Oh right, and the patients of doctors and nurses who cheated through their training—their patients lose, and sometimes it's everything.

So who can stop it?

It starts with parents teaching kids the importance of honesty. Students, of course, can stop cheating. But there will always be dishonorable people. Honor codes and honor systems help, but again, there will always be some amount of scumbaggery no matter what. So we come to the system, which (IMHO) in no way creates the cheaters or the cheating.

Technology has made a lot of things easier for Universities. Thanks to scantrons and other auto-grading technology, testing centers, plus computer evaluation and communications, cheating is easier to commit, not just practically, but guilt-wise, too. Cheating to a computer screen or bubble sheet has got to be way easier than cheating to a face. So when it really counts, why not take the time to interview your students? Take five minutes and see if they can talk the talk. And for Pete's sake, don't make your students jump through so many hoops they feel like they have to cheat just to finish the game. I am talking to YOU, BYU language programs.

But really, that's expecting a little much out of the university system to cure all of our ills and talk face to face with every student. Tuition would skyrocket if that amount of time and effort had to go into every education.

So we can put some pressure on parents to teach honor, students to stop being a-holes, and universities to be face-to-face with more of their students (come on, couldn't the educational system use more of that?), but I opine that the single most massive impact comes from the facilitators. Guy-who-found-the-test-key-and-is-selling-it and egotistical-Ghost-essay-writer-man are spreading the plague. These guys make it possible for money to turn into good grades. They facilitate cheating for those who just wouldn't bother if it were harder. Just like if you make MJ legal, more people will smoke it, if you make cheating easy, more people will do it.

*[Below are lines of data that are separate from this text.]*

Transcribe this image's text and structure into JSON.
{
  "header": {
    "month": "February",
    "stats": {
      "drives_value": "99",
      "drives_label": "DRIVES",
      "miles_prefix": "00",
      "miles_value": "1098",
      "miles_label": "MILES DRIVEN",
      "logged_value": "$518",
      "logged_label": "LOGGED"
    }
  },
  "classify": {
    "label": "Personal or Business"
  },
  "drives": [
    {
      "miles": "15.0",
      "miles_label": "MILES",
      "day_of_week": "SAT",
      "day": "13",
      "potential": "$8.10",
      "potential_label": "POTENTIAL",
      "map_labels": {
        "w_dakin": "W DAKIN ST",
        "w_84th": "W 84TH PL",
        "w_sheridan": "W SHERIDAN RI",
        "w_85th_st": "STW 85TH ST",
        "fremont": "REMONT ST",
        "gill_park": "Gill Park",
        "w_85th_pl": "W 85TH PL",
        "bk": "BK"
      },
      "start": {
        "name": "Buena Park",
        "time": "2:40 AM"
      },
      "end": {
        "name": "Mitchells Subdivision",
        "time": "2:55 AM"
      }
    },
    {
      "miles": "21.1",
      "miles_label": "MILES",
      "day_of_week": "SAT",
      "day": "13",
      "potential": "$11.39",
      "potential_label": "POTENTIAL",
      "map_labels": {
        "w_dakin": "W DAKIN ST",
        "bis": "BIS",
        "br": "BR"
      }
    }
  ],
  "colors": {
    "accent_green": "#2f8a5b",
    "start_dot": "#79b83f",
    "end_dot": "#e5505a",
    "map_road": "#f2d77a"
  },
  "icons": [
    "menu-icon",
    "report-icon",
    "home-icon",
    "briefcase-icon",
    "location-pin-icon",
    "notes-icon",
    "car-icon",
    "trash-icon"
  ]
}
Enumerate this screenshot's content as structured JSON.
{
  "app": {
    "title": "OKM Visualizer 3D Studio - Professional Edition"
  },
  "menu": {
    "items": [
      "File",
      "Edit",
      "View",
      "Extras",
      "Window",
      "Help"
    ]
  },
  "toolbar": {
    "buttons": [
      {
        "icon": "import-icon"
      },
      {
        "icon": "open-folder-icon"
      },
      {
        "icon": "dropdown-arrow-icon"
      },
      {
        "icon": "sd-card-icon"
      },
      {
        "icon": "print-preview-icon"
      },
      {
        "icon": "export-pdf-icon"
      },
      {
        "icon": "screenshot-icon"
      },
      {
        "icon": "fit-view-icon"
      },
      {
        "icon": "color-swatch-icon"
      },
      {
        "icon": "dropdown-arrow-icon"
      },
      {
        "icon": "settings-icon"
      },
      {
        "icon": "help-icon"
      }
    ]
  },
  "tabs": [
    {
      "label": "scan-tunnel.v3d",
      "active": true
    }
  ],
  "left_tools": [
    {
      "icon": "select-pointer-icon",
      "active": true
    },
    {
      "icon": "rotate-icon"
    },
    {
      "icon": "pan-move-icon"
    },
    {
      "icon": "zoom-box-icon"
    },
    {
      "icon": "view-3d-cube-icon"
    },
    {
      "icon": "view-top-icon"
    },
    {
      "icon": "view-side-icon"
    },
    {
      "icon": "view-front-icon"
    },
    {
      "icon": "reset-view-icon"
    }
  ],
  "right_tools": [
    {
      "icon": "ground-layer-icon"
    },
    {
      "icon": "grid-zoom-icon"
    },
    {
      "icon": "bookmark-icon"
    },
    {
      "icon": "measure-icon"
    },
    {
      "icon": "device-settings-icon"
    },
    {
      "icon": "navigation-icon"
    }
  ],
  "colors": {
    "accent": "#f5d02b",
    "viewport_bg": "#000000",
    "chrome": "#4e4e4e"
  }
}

The problem is that the people in charge of regulating these people are themselves, and they are already chief majors in the scumbag hierarchy. We have no control over these guys, because they pretty much have no souls. You can't teach them, guilt them, commit them, or litigate them into quitting their douchebag ways. Right?

So what do we do? Do you care if people cheat? I had more to say about it than would fit in a facebook comment box, so if you do, link me to your blog on the topic. I want to know what you think, especially my friends in academia.

<selfrighteousness>For the record, I never cheated during my academic career. *takes a bow*</selfrighteousness>

1 comment:

Xan said...

me neither! i don't get cheating. it doesn't really help you in the end, because you still won't really know the information. there were times i wished i could cheat...but then the guilt complex set it...and i couldn't. i just hated knowing that i knew the answer, but couldn't think of it when i needed it. oh well.